By Vikas Datta
Title: The Story of Alice - Lewis Carroll and the Secret History of Wonderland ; Author: Robert Douglas-Fairhurst; Publisher: Vintage/Random House India; Pages: 490; Price: Rs.599
It was the peak of the Great Depression but an issue getting most attention in several New York papers in April-May 1932 was the visit of an octogenarian Englishwoman. But Alice Hargreaves was no ordinary woman - she had starred in a fantasy told to her and her sisters one summer afternoon long ago and it was on her urging it became a book.
She was the Alice to whom Charles Lutwidge Dodgson alias Lewis Carroll had told the tale with the heroine named after her, and the main reason for her visit was the celebration of the author's birth centenary.

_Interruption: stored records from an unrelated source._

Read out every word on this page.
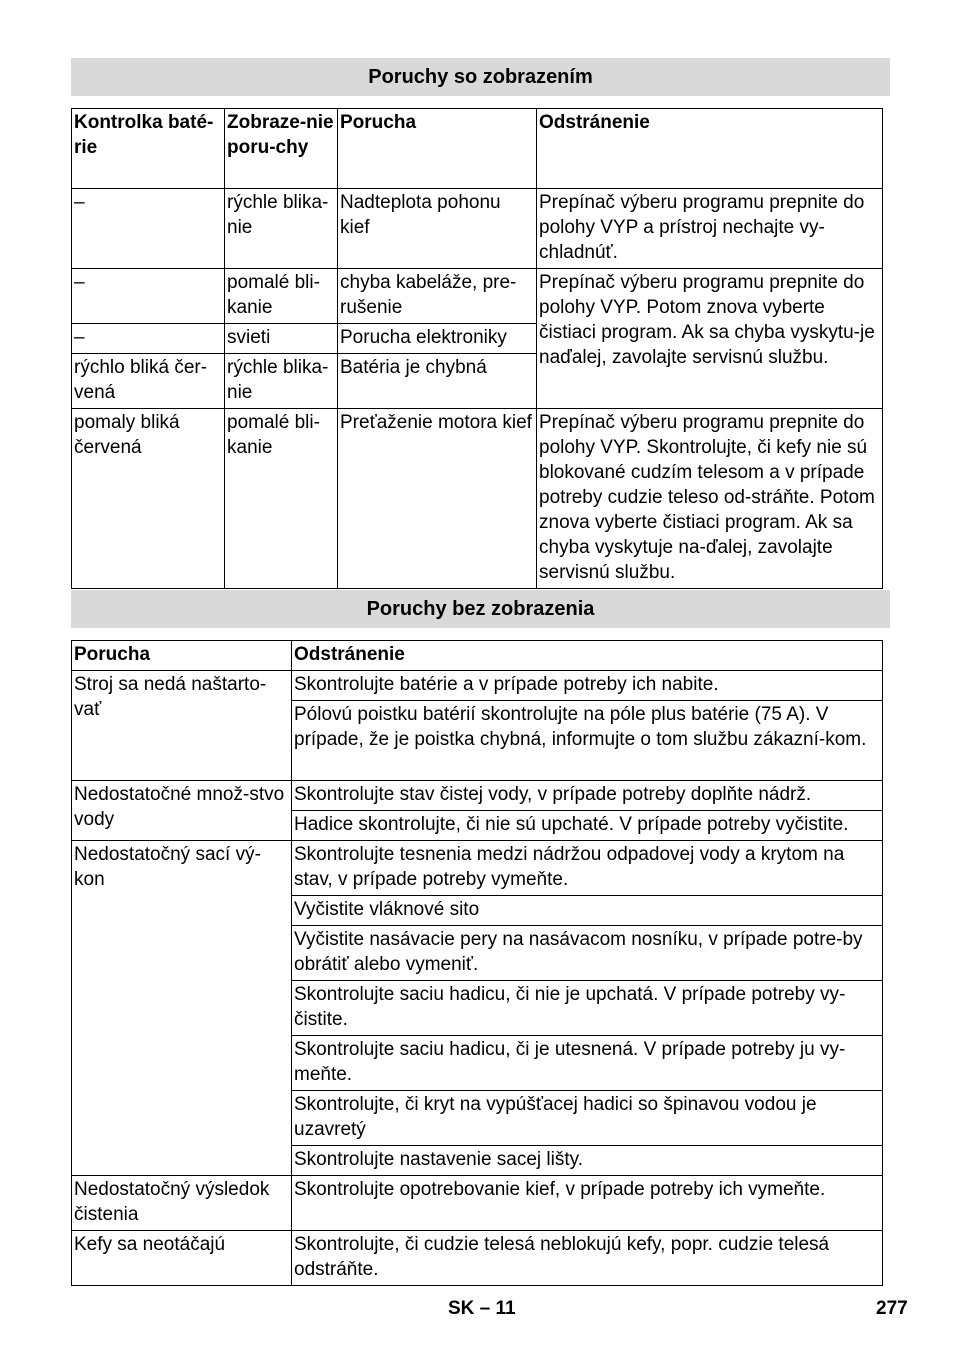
Poruchy so zobrazením
Kontrolka baté-rie	Zobraze-nie poru-chy	Porucha	Odstránenie
–	rýchle blika-nie	Nadteplota pohonu kief	Prepínač výberu programu prepnite do polohy VYP a prístroj nechajte vy-chladnúť.
–	pomalé bli-kanie	chyba kabeláže, pre-rušenie	Prepínač výberu programu prepnite do polohy VYP. Potom znova vyberte čistiaci program. Ak sa chyba vyskytu-je naďalej, zavolajte servisnú službu.
–	svieti	Porucha elektroniky	
rýchlo bliká čer-vená	rýchle blika-nie	Batéria je chybná	
pomaly bliká červená	pomalé bli-kanie	Preťaženie motora kief	Prepínač výberu programu prepnite do polohy VYP. Skontrolujte, či kefy nie sú blokované cudzím telesom a v prípade potreby cudzie teleso od-stráňte. Potom znova vyberte čistiaci program. Ak sa chyba vyskytuje na-ďalej, zavolajte servisnú službu.
Poruchy bez zobrazenia
Porucha	Odstránenie
Stroj sa nedá naštarto-vať	Skontrolujte batérie a v prípade potreby ich nabite.
	Pólovú poistku batérií skontrolujte na póle plus batérie (75 A). V prípade, že je poistka chybná, informujte o tom službu zákazní-kom.
Nedostatočné množ-stvo vody	Skontrolujte stav čistej vody, v prípade potreby doplňte nádrž.
	Hadice skontrolujte, či nie sú upchaté. V prípade potreby vyčistite.
Nedostatočný sací vý-kon	Skontrolujte tesnenia medzi nádržou odpadovej vody a krytom na stav, v prípade potreby vymeňte.
	Vyčistite vláknové sito
	Vyčistite nasávacie pery na nasávacom nosníku, v prípade potre-by obrátiť alebo vymeniť.
	Skontrolujte saciu hadicu, či nie je upchatá. V prípade potreby vy-čistite.
	Skontrolujte saciu hadicu, či je utesnená. V prípade potreby ju vy-meňte.
	Skontrolujte, či kryt na vypúšťacej hadici so špinavou vodou je uzavretý
	Skontrolujte nastavenie sacej lišty.
Nedostatočný výsledok čistenia	Skontrolujte opotrebovanie kief, v prípade potreby ich vymeňte.
Kefy sa neotáčajú	Skontrolujte, či cudzie telesá neblokujú kefy, popr. cudzie telesá odstráňte.
SK – 11	277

This episode, which Robert Douglas-Fairhurst researched extensively after coming across a photo of her and other material relating to the visit at a Yale library in 2013, is proof of how a whimsical tale told to amuse three pre-teen girls during a boat ride on the Thames continues to evoke such keen interest well after it came before the public in 1865 - down to our own times (remember Tim Burton's 2010 film?).
But anyone who has read "Alice's Adventures in Wonderland" and its follow-on "Through the Looking Glass" (1871) could also wonder what relation did its characters have with its earliest audience, especially the main protagonist? Was the story a spontaneous invention or did it have any connection to life, and what kind of person was its creator?
All these questions and much more are comprehensively dealt with here by Douglas-Fairhurst, who like Carroll, is an Oxford academician (but of English Literature, not Mathematics and associated with Magdalen, not Christ Church (college)).
In his painstakingly and comprehensively researched work, he not only acquaints us with Dodgson, who was also a deacon of the Church of England and a lecturer in maths, and Alice Pleasance Liddell, the fourth child of its dean, but also their "second lives" and the works that entwine them in literature, the era in which it came and the influence it continues to have.
And he does a most thorough and balanced job, while demolishing several myths that have arisen around the author and his 'muse', to present them as mostly representative of their times - and the ways they broke out of the mould.
Not only is Dodgson brought out as a innovative creator of words and imagination, but also well-qualified to present the perhaps first story for children that sought to entertain, not only dryly and direly educate, and to understand the world and viewpoint of children he spent most of his life talking to and not talking down too.
It also takes an objective view of his other capabilities as well as predilection for befriending, entertaining and photographing young girls - which sounds particularly ominous in our modern era as much as it was growing to be in his.
And fans of Alice's adventures might find it interesting to how many of the story's familiar motifs draw inspiration from other works and some real life settings and events too. Also fascinating is how the author continued to maintain control over his immortal creation, and its different manifestations in his lifetime, and of its enormous cultural influence - right from the time it became into the public domain.
Getting her due attention too is Alice and her family - and in her case, her long but not always happy adult life.
Douglas-Fairhurst, whose most recent work was on Charles Dickens as a novelist, says his quest to find material that would help him make sense of Lewis Carroll's life, was in a manner, "also an attempt to make sense of his own". For like many, he first read the Alice books when young and had never lost the "mixture of feelings they produced in me - an emotional scramble of amusement, fear, bewilderment and sheer unexamined joy" but it was only while reaching middle age, "found myself wanting to know why".
For anyone who feels the same way, this book explains why the Wonderland allures all - and why indeed we need one.